THE JOURNAL OF TRAUMA 1998;
45:997-1004. [PMID:
9867039 DOI:
10.1097/00005373-199812000-00004]
[Citation(s) in RCA: 77] [Impact Index Per Article: 3.0] [Reference Citation Analysis] [Abstract] [MESH Headings] [Track Full Text] [Subscribe] [Scholar Register] [Indexed: 11/26/2022]
Abstract
BACKGROUND
Blunt vascular injuries to the head and neck (BHVI) represent some of the most devastating and morbid injuries seen by a trauma surgeon. This series reviewed the experience of a single institution to determine if diagnostic and therapeutic guidelines can be established for these uncommon injuries. In particular, the utility of anticoagulation in the treatment of these injuries is examined.
METHODS
The institutional trauma registry of a single state-designated Level I trauma center was examined for patients with BHVI. Patients were identified and their charts reviewed individually with regard to multiple data points including the type of injury, its presentation, the treatment of the injury, and the functional outcome of the patient.
RESULTS
Twenty-nine BHVI in 23 patients were reviewed from 1989 to 1997. No mortalities were noted. Among the injuries noted were 14 internal carotid artery dissections and 8 carotid artery tears.
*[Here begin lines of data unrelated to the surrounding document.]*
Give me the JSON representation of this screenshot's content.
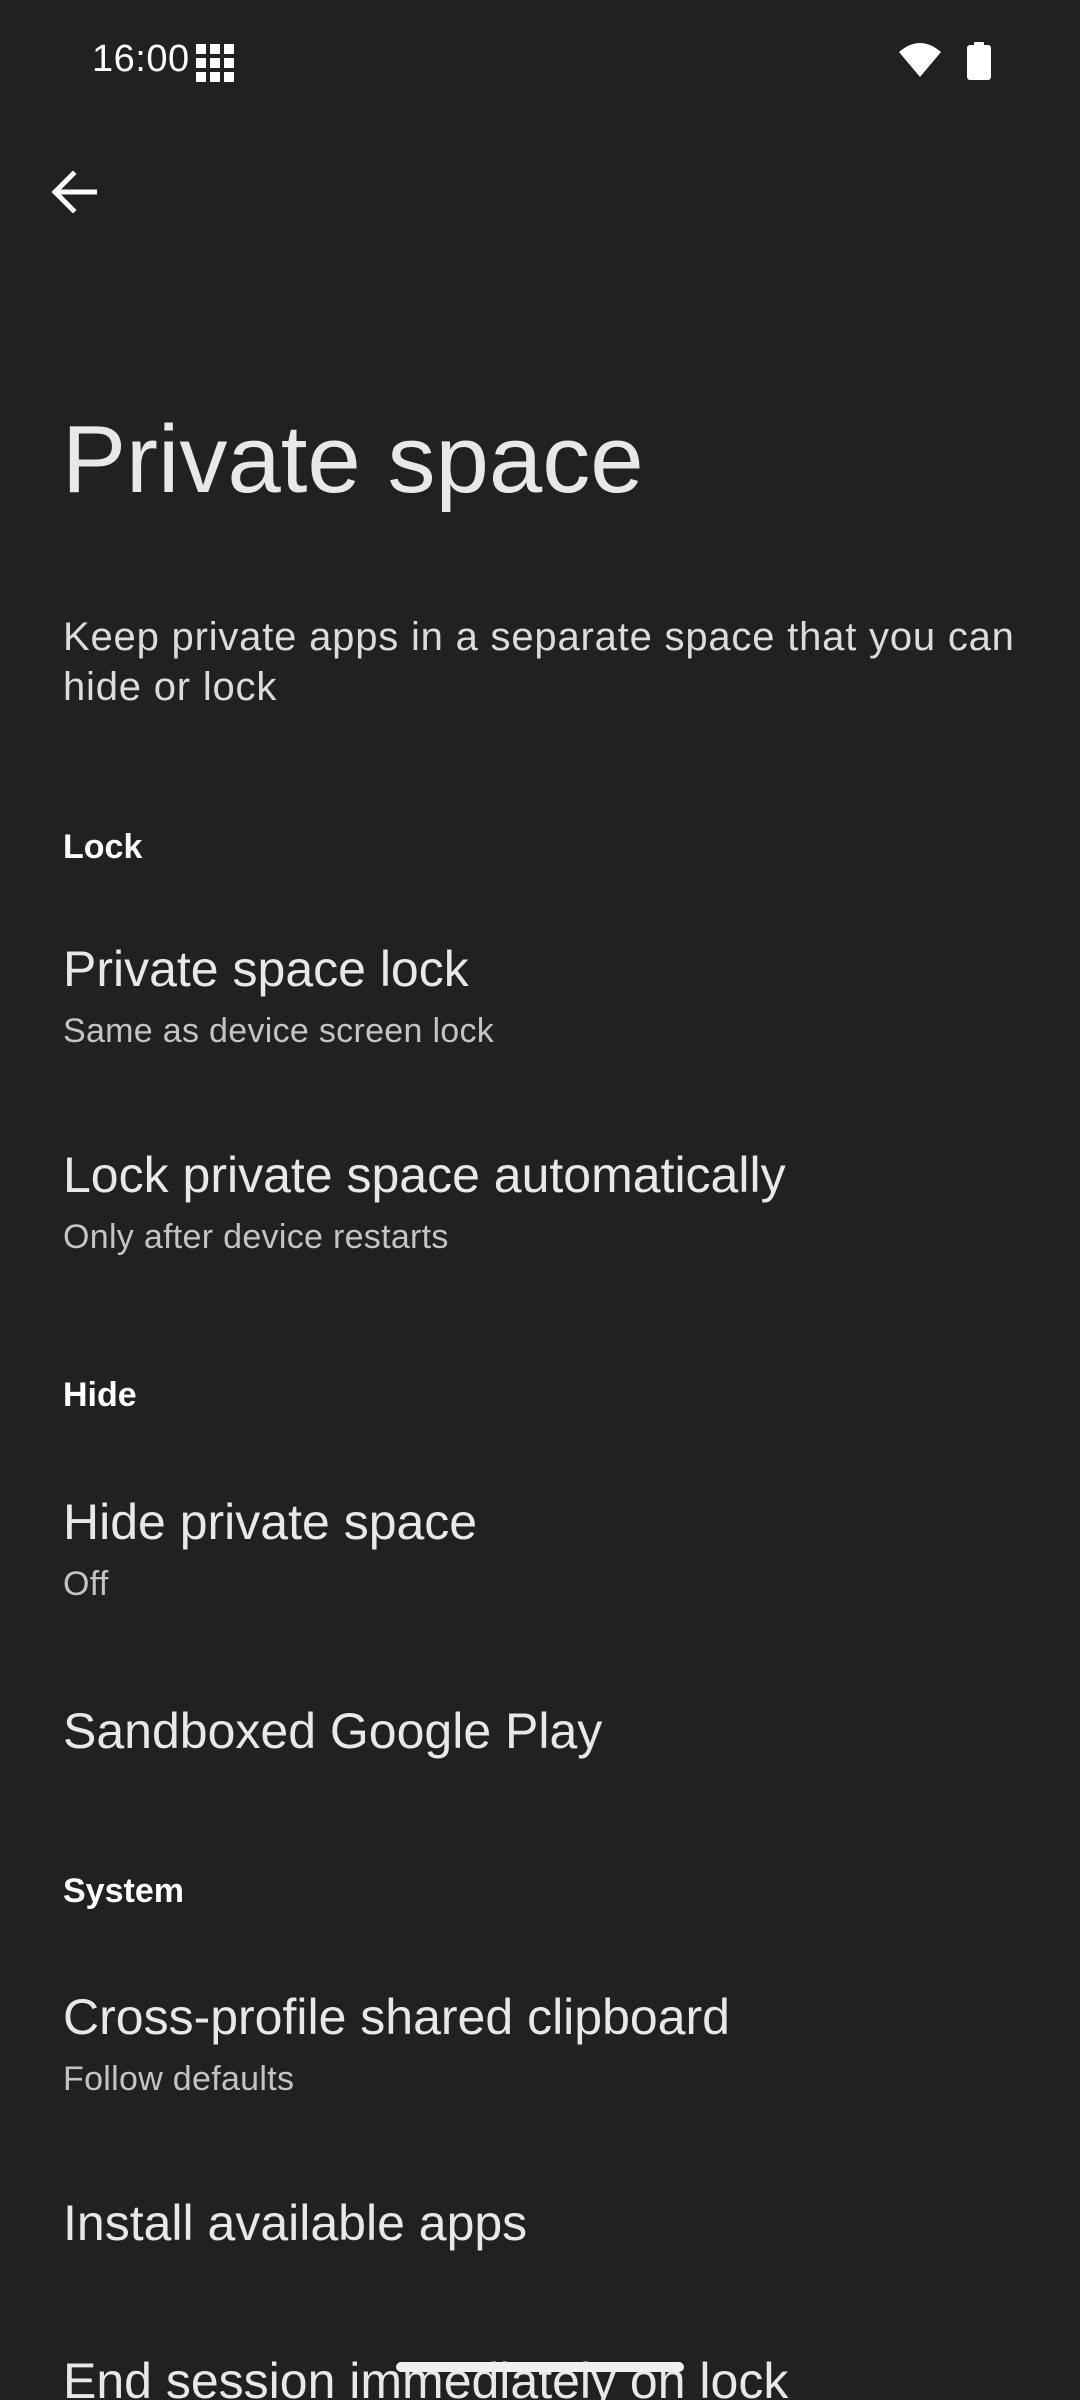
{
  "status_bar": {
    "time": "16:00",
    "icons": [
      "grid-icon",
      "wifi-icon",
      "battery-icon"
    ]
  },
  "toolbar": {
    "back_icon": "arrow-left-icon"
  },
  "page": {
    "title": "Private space",
    "description": "Keep private apps in a separate space that you can hide or lock"
  },
  "sections": {
    "lock": {
      "header": "Lock",
      "items": [
        {
          "title": "Private space lock",
          "summary": "Same as device screen lock"
        },
        {
          "title": "Lock private space automatically",
          "summary": "Only after device restarts"
        }
      ]
    },
    "hide": {
      "header": "Hide",
      "items": [
        {
          "title": "Hide private space",
          "summary": "Off"
        },
        {
          "title": "Sandboxed Google Play"
        }
      ]
    },
    "system": {
      "header": "System",
      "items": [
        {
          "title": "Cross-profile shared clipboard",
          "summary": "Follow defaults"
        },
        {
          "title": "Install available apps"
        },
        {
          "title": "End session immediately on lock"
        }
      ]
    }
  },
  "colors": {
    "background": "#212121",
    "text_primary": "#e8e8e8",
    "text_secondary": "#c4c4c4"
  }
}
Thirteen patients had accompanying closed head injuries. Ten patients were diagnosed after an abnormal neurologic examination, and eight others were diagnosed after having carotid canal fractures. Heparin was started within 48 hours of injury in 4 patients (17%) and was used in a total of 12 patients (52%). No patient worsened neurologically after diagnosis independent of the use of heparin. Thirteen patients (57%) had no or minimal deficits upon discharge.
CONCLUSION
BHVI represent a serious cause of morbidity in the patient with multiple injuries. Patients with closed head injuries and carotid canal fractures appear most at risk. A multicenter, randomized trial involving antiplatelet therapy, full systemic anticoagulation, or observation with a long-term functional assessment is indicated to determine the optimal management of these injuries.